David eyed Carew, and then bit his lip as I cinched a cloth more tightly around his leg. “Duct tape.”

“What was that?” I said.

“Since you and Dad left, I’ve thought a lot about Valence,” David said, “about the fact that I could picture him running around behind the scenes, patching his elaborate plot together with duct tape whenever a hole appeared in it. What if it’s happening again?”

“Surely it’s not Valence who wants to put you on the throne,” I said.

“Not Valence,” David said, and he shot a second glance at Carew that went by so quickly I wasn’t sure I’d even seen it. Had David and Carew fallen out in some way during our absence? “But others do, while still others want to prevent it from happening, and each man ends up being far too clever for his own good. Valence, at least, seems to be able to conjure a way out whenever fate throws up a brick wall.”

Llywelyn looked from David to me. “Do you understand what Dafydd just said?”

I shook my head, and it was Lili who tsked through her teeth. “Regrettably, I do. And I think he’s right. We have multiple conspiracies, all working at the same time.”

“And at cross-purposes,” David said.

“I’ll tell you what I’m most worried about,” Lili said, speaking louder, not just to Llywelyn, David, and me. “What if Dafydd were to accept the Archbishop’s challenge and take the throne of England—and then it is discovered that the papers that put him there were forged?”
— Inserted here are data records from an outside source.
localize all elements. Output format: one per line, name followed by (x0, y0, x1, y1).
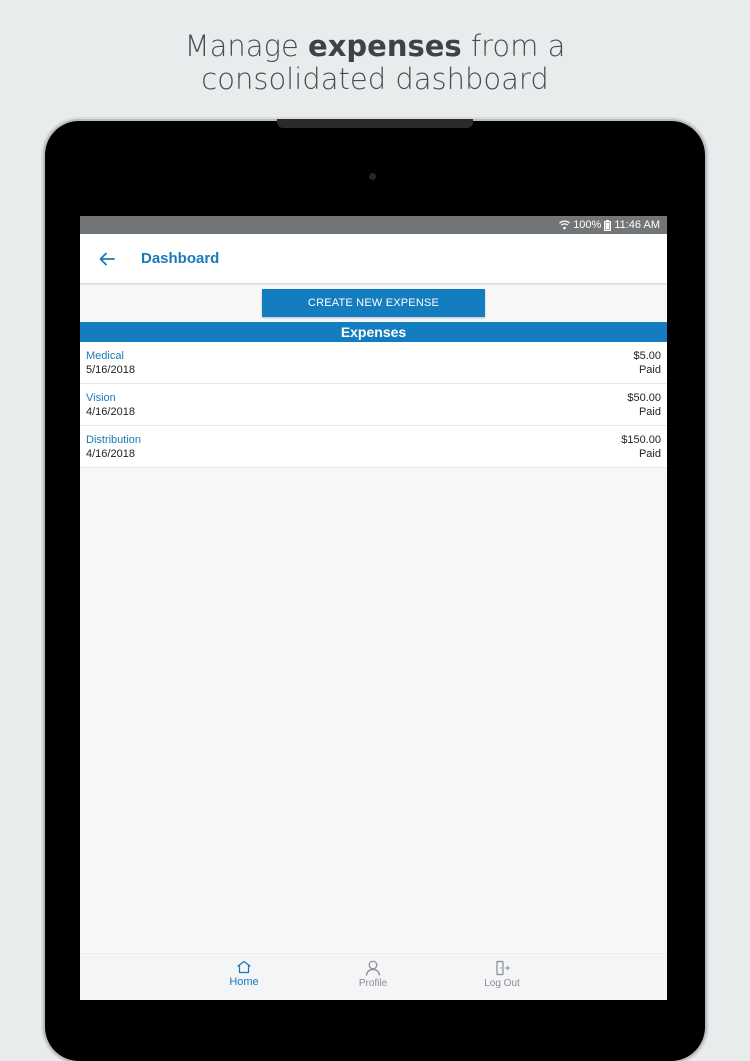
expense-date: 5/16/2018 (86, 364, 135, 376)
create-new-expense-button[interactable]: CREATE NEW EXPENSE (262, 289, 485, 317)
nav-profile[interactable]: Profile (333, 960, 413, 989)
clock: 11:46 AM (614, 219, 660, 231)
headline-line-2: consolidated dashboard (201, 62, 549, 96)
expense-status: Paid (638, 448, 661, 460)
home-icon (237, 960, 251, 974)
expense-category: Distribution (86, 434, 142, 446)
profile-icon (365, 960, 381, 976)
wifi-icon (559, 220, 571, 230)
app-screen: 100% 11:46 AM Dashboard CREATE NEW EXPEN… (80, 216, 667, 1000)
promo-headline: Manage expenses from a consolidated dash… (0, 30, 750, 96)
expense-row-vision[interactable]: Vision 4/16/2018 $50.00 Paid (80, 384, 667, 426)
page-title: Dashboard (141, 250, 220, 267)
headline-bold: expenses (308, 29, 462, 63)
nav-home-label: Home (229, 976, 259, 988)
back-button[interactable] (80, 234, 134, 283)
status-bar: 100% 11:46 AM (80, 216, 667, 234)
nav-profile-label: Profile (358, 978, 388, 989)
bottom-navigation: Home Profile Log Out (80, 953, 667, 1000)
expense-row-distribution[interactable]: Distribution 4/16/2018 $150.00 Paid (80, 426, 667, 468)
arrow-left-icon (99, 252, 115, 265)
expense-category: Medical (86, 350, 124, 362)
headline-suffix: from a (461, 29, 566, 63)
expense-status: Paid (638, 364, 661, 376)
logout-icon (496, 960, 510, 976)
expense-row-medical[interactable]: Medical 5/16/2018 $5.00 Paid (80, 342, 667, 384)
nav-logout-label: Log Out (484, 978, 520, 989)
expenses-section-header: Expenses (80, 322, 667, 342)
expense-amount: $150.00 (621, 434, 661, 446)
battery-percent: 100% (573, 219, 602, 231)
battery-icon (604, 219, 612, 231)
nav-home[interactable]: Home (204, 960, 284, 988)
expense-category: Vision (86, 392, 116, 404)
create-expense-wrapper: CREATE NEW EXPENSE (80, 283, 667, 321)
expense-amount: $5.00 (633, 350, 661, 362)
camera-icon (369, 173, 376, 180)
expense-status: Paid (638, 406, 661, 418)
expense-date: 4/16/2018 (86, 406, 135, 418)
headline-prefix: Manage (184, 29, 309, 63)
expense-amount: $50.00 (627, 392, 661, 404)
app-bar: Dashboard (80, 234, 667, 283)
tablet-notch (277, 119, 473, 128)
expense-date: 4/16/2018 (86, 448, 135, 460)
nav-logout[interactable]: Log Out (462, 960, 542, 989)
expense-list: Medical 5/16/2018 $5.00 Paid Vision 4/16… (80, 342, 667, 468)
headline-line-1: Manage expenses from a (0, 30, 750, 63)
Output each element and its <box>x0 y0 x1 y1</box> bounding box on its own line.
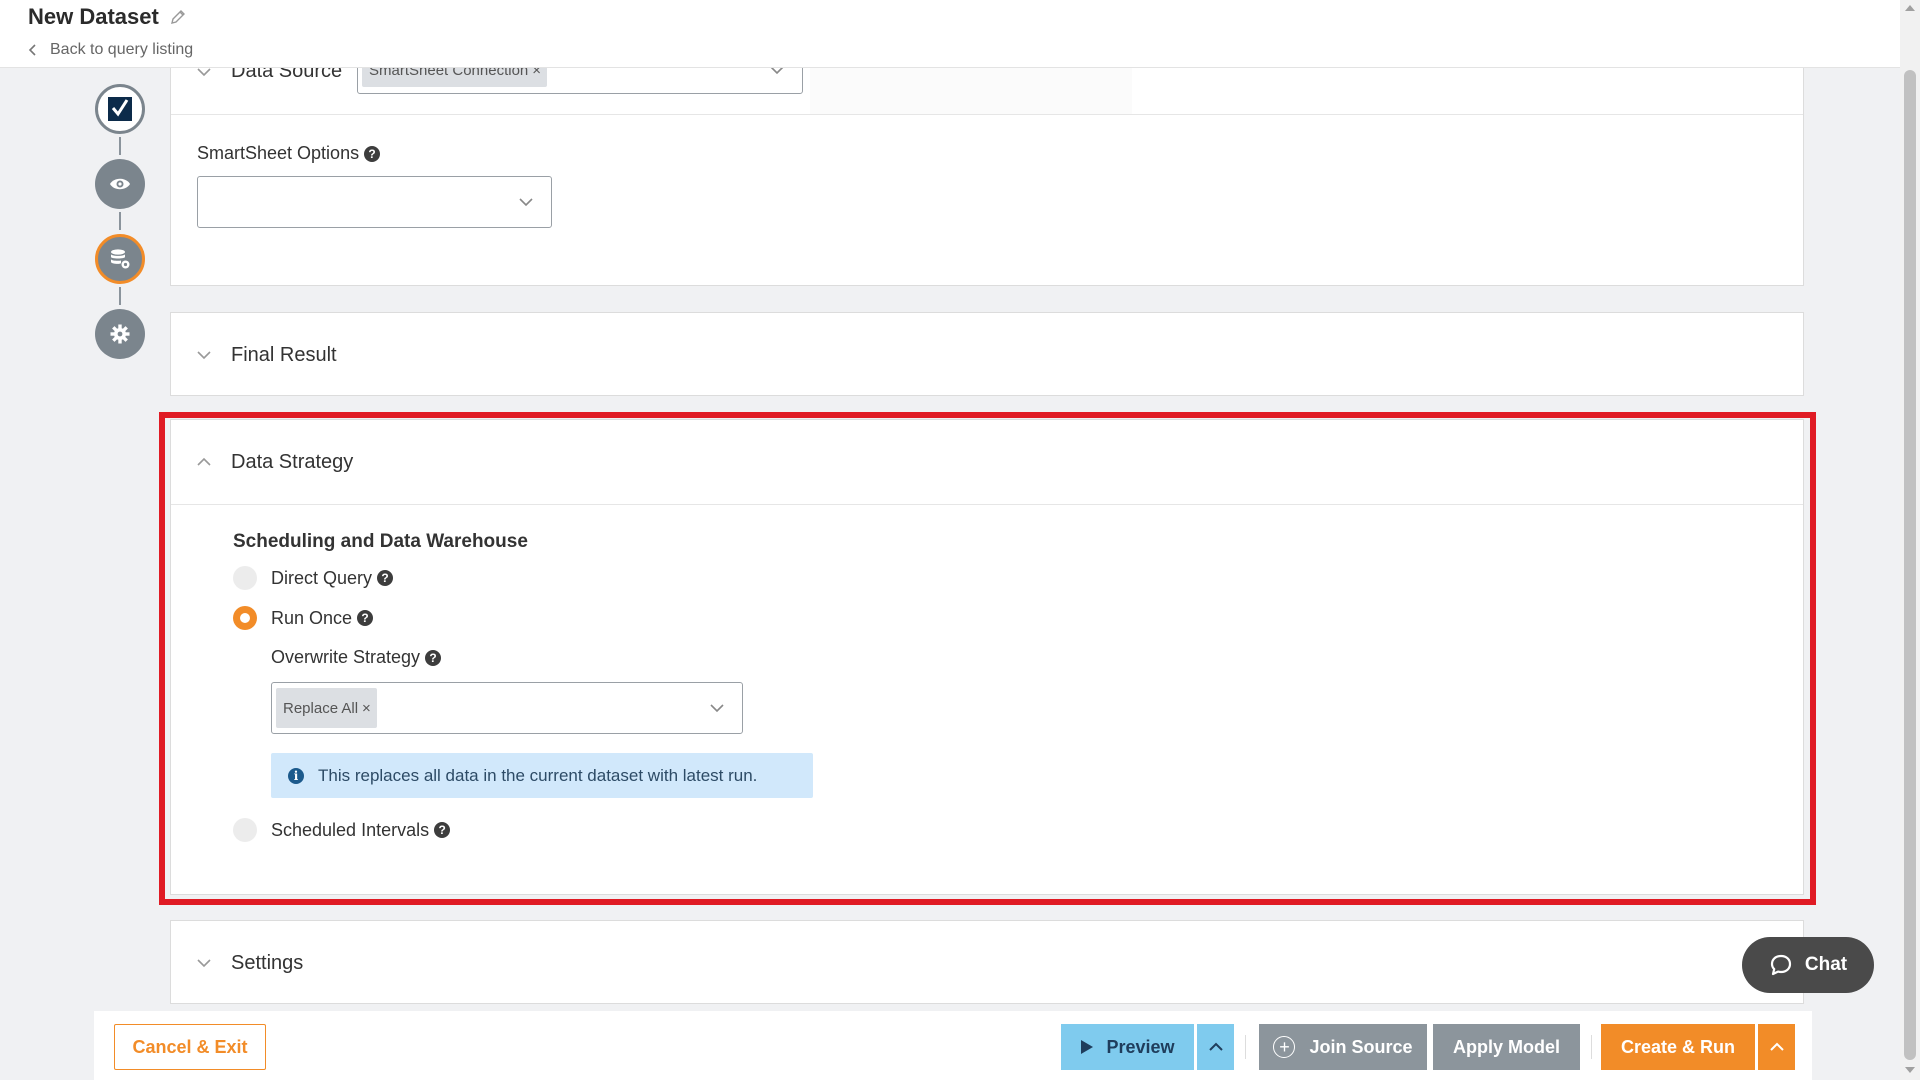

I looked around at the other men in the room, fingering their chins.
Was I crazy to think that no one wanted to meet my eyes?
I glanced at Llywelyn. He lifted one shoulder. Neither of us knew what Lili was talking about. “What do you mean by
papers
?” I said.

David directed a rueful look at me. “I forgot that you wouldn’t have heard about Peckham’s papers yet.”


What papers?”
Llywelyn said.

“The Archbishop has in his possession evidence that Mom is the result of a secret liaison between King Henry and a granddaughter of Alexander of Scotland.” At the look on my face, David added, with a lopsided smile, “It defies all logic, doesn’t it?”

“I can’t believe it! Who would do such a thing?” And then as I studied my son, I said, “Do you know that answer, too?”

“I won’t say here.”

“Why would someone go to such effort to put you on the throne?” I said.

“That I can answer,” Llywelyn said. “What the noblemen of England fear most is losing power. For a baron to choose Dafydd over a fellow Norman means that particular baron has no other play to make. He has reached the breaking point and is asking himself
who am I going to back? How am I to come out of this endless strife on top?”

David gave his father a brief nod.

Llywelyn put a hand on David’s shoulder and straightened. “As you said, we shouldn’t discuss the specifics here.”

I wound a final bandage around David’s leg and tied it.

“I can walk. Help me up.” David held out a hand to his father, who pulled him out of the chair. David balanced on his right leg before testing his left with his weight.